Menjadi seorang Colok ini sama sekali nggak mudah. Ia haruslah tokoh yang dituakan atau disegani di masyarakat. Bisa seorang apatur setempat atau mungkin ulama sekitar. Selain itu, menjadi Colok harus siap kena damprat si orangtua wanita. Biasanya, orangtua akan sangat marah ketika tahu anak di-Colong. Nggak hanya itu saja, seorang Colok harus rajin-rajin berkunjung ke rumah si wanita untuk tujuan mendamaikan atau bahasa Jawanya ngedem-ngedem.
Melakukan Kawin Colong = 100 Persen Menikah
Meskipun Kawin Colong ini kesannya seperti memaksa, namun ia selalu sukses menyatukan dua orang yang melakukannya. Ya, bisa dibilang ketika seorang wanita dan pria melakukan Kawin Colong, maka seratus persen mereka akan menikah. Dan malah nggak pakai lama biasanya. Seminggu atau dua minggu setelah pelarian cinta ini para pelakunya akan dinikahkan.
Kawin Colong sendiri seolah memiliki semacam kekuatan unik di mana ia seolah nggak bisa ditolak. Bahkan bagi orangtua yang tetap nggak menikahkan anaknya padahal sudah di-Kawin Colok maka hal tersebut akan jadi aib memalukan baginya. Meskipun marah, emosi, dongkol, si orangtua pada akhirnya harus merelakan anaknya untuk dinikahi pilihan si buah hatinya.
Tradisi Unik yang Sudah Jarang Dilakukan
Menurut orang-orang Osing, dulu cukup sering Kawin Colong ini dilakukan. Tapi, sekarang ini tradisi unik itu sudah nggak banyak dijalankan. Alasannya ada banyak, salah satunya mungkin karena orangtua sekarang sudah nggak mengekang anak perempuannya seperti orang-orang dulu. Sehingga si pemuda nggak perlu sampai melakukan Kawin Colong yang mendebarkan itu.

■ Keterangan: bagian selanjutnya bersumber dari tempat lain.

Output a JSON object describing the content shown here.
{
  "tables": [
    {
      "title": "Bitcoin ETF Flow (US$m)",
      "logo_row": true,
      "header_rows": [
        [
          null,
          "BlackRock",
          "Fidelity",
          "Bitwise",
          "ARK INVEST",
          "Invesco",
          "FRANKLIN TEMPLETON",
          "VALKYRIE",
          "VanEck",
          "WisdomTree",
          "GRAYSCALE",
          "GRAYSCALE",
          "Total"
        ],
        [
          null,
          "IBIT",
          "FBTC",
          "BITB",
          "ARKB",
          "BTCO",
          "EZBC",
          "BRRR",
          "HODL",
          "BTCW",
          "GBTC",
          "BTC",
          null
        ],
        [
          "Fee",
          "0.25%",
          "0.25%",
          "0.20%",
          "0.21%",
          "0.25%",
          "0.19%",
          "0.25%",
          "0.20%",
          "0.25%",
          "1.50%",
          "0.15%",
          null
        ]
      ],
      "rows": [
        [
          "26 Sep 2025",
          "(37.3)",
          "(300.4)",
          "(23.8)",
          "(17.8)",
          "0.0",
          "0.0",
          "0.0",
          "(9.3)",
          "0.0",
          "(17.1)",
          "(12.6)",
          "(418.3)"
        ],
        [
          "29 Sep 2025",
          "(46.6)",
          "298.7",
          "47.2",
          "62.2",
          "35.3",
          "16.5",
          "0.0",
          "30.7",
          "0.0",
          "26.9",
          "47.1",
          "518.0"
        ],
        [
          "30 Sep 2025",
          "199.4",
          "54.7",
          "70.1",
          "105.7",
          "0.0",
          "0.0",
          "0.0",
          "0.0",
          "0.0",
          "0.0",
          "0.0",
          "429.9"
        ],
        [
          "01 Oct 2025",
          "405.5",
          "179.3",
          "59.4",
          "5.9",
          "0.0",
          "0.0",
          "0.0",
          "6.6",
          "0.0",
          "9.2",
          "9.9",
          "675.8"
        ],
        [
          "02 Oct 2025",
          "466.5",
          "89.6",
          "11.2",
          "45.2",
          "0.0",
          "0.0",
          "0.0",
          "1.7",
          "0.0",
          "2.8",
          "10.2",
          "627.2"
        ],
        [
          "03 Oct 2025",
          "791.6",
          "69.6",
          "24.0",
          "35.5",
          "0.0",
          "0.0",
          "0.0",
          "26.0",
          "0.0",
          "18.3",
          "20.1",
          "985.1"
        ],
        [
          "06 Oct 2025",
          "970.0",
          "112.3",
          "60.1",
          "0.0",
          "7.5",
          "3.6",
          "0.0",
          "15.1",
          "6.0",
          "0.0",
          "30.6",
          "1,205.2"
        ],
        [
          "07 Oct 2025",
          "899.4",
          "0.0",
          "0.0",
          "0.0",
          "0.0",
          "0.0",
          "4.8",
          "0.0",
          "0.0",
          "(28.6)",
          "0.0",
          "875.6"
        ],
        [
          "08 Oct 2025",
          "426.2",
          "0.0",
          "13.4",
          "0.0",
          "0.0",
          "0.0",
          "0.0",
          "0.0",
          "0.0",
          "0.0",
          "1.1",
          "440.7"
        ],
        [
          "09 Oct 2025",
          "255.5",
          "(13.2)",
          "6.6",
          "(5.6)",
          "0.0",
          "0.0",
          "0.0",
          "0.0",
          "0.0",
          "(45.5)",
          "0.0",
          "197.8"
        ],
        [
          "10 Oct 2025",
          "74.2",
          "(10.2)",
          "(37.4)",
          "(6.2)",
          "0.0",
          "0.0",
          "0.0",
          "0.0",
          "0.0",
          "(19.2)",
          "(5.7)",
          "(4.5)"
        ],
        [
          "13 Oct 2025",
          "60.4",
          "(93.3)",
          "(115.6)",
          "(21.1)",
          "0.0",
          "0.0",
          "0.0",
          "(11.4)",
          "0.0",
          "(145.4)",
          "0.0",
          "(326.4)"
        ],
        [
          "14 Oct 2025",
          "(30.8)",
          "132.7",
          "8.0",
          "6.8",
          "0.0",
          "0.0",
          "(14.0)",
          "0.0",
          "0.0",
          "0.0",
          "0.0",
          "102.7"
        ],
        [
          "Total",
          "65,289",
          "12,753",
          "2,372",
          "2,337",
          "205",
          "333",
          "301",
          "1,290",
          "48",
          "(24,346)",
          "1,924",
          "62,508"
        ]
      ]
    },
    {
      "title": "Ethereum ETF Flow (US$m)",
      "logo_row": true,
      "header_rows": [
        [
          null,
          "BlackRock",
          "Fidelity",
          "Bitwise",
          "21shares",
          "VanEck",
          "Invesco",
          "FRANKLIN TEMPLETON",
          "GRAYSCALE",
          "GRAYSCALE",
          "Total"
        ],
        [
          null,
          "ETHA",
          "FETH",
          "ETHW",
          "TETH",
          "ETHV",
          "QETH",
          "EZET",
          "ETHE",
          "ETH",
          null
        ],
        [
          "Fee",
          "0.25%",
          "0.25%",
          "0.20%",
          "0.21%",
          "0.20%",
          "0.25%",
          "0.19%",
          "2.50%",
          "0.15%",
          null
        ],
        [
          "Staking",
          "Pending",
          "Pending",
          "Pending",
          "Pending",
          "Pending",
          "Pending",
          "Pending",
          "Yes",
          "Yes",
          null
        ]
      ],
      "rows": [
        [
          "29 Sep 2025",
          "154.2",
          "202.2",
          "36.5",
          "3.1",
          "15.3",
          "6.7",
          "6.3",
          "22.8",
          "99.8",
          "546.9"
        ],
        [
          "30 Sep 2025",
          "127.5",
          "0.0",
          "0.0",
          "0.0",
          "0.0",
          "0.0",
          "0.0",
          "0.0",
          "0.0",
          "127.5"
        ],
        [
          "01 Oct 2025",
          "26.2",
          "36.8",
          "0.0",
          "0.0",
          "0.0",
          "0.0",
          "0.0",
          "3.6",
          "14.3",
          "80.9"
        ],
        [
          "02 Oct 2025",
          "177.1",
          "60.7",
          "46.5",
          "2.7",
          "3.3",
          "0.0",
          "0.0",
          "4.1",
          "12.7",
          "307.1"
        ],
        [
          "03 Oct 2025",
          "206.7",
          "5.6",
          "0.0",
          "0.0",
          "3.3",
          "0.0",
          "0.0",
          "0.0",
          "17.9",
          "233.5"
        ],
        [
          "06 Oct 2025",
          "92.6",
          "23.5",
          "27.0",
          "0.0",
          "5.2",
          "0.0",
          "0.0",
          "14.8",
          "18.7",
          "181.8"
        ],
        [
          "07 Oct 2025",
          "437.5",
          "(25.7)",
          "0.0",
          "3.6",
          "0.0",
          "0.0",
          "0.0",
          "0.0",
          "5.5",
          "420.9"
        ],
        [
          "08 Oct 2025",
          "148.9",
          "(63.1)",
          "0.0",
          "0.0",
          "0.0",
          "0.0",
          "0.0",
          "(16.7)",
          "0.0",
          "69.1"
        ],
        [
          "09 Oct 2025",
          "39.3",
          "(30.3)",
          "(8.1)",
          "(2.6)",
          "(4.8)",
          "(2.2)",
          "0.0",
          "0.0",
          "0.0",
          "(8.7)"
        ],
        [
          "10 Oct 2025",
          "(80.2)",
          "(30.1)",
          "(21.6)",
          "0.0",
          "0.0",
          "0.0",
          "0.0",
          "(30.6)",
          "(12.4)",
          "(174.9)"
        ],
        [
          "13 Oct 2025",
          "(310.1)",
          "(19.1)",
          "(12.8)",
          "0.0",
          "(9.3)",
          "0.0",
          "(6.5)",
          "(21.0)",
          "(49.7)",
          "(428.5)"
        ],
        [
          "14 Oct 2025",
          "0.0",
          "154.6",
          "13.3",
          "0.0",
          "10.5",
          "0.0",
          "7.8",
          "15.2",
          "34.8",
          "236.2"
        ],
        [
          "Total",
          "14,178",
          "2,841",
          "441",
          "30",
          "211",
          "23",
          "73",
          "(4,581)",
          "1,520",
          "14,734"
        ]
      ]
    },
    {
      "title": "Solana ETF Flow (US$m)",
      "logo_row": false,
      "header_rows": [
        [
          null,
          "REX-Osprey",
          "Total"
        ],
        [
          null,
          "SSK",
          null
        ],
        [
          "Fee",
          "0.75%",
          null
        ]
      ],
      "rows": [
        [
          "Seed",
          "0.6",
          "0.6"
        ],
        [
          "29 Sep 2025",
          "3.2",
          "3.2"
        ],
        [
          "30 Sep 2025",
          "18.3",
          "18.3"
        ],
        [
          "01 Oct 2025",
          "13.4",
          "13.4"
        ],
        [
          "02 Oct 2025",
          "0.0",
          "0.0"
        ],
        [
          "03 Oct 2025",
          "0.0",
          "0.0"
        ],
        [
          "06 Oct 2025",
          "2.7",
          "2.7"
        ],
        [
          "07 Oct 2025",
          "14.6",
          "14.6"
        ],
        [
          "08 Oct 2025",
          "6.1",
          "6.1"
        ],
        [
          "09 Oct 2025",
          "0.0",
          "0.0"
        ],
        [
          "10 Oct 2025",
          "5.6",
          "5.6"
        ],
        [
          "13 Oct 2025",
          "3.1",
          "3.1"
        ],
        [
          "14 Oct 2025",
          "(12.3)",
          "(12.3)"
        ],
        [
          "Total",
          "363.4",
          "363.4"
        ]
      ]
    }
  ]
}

Alasan lain kenapa tradisi unik ini sudah jarang dipakai adalah karena Banyuwangi nggak hanya diisi oleh orang-orang Osing sekarang ini. Ada banyak suku di sana. Dan lazimnya, Kawin Colong ini hanya akan terjadi antar sesama Osing. Pernah tuh ada cerita Kawin Colong yang membawa si prianya ke penjara. Alasannya nggak lain karena si wanita ternyata bukan Osing dan orangtuanya melaporkan itu ke polisi sebagai aksi kriminal penculikan.
BACA JUGA: Mengenal Suku Kreung dan Ritual ‘Mencoba Pria’ yang Bikin Geleng-Geleng
Di satu sisi Kawin Colong ini kesannya seperti pemaksaan ya, tapi kalau kita lihat dari sisi lain, tradisi ini adalah bukti sesungguhnya kekuatan cinta. Kalau nggak cinta-cinta banget, mana mau keduanya sepakat melakukan hal nekat ini. Ah, sepertinya bakal enak ya kalau tradisi ini diterapkan di seluruh Indonesia. Pasti nggak ada ada pasangan yang menderita.